What Income-Driven Repayment plan is right for me?
Should I go for Public Service Loan Forgiveness?
Should I consolidate or refinance my student loans?
When I complete my training, should I keep living like a resident?
I don’t have time for this. I want to hire someone to help me.
Considering how complicated debt and student loan planning can be, it’s not uncommon to want to hire it out. For those who are looking for some help with their student loan planning, there are two options. One option is to hire a company that specializes in student loan planning. For a couple hundred dollars, they will look over your student loans, discuss with you your goals and current situation, and make a recommendation. It’s a transaction service model, and after the transaction you respectfully part ways unless and until there is a future need.
Alternatively, there is a growing number of financial advisors who offer student loan planning as a part of their financial planning and investment management package. If you’re interested in an ongoing relationship and want a trusted individual to help you with more than just your student loans, it’s worth exploring a relationship with a financial advisor. Just make sure that you’re getting good advice for a reasonable price.
Some final thoughts
Eliminating your debt is a process of freeing yourself from bondage. The feeling of being completely debt free is reward enough to make this goal desirable to many residents and attendings.

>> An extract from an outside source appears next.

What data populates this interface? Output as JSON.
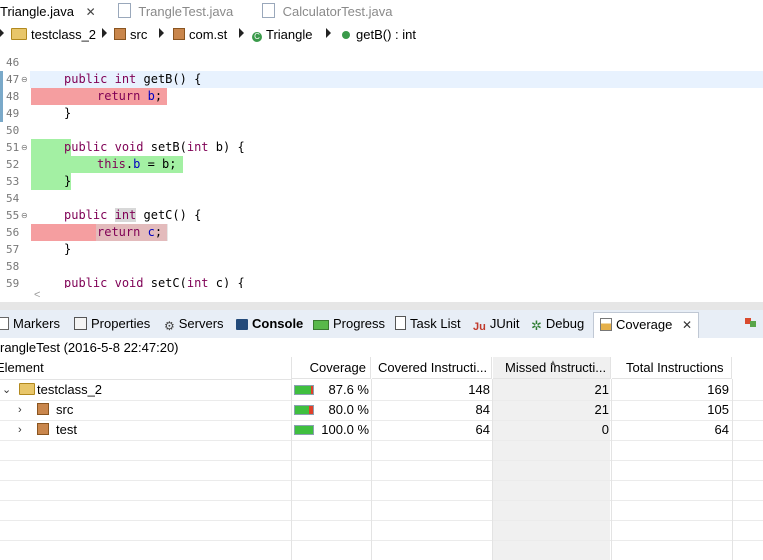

There is comfort and security in knowing that you truly own your belongings and that you don’t owe anything to anybody.
Again, whether you find yourself taking your first step to tackle credit card debt, or you’re making the last few payments on your mortgage, I look forward to sharing a few steps with you on your journey to debt freedom.
These are my opinions, unless I’ve specifically cited other material. The information and ideas I’ve presented are for informational purposes only. Before you implement anything, make sure you have a thorough discussion with a qualified professional who understands your situation.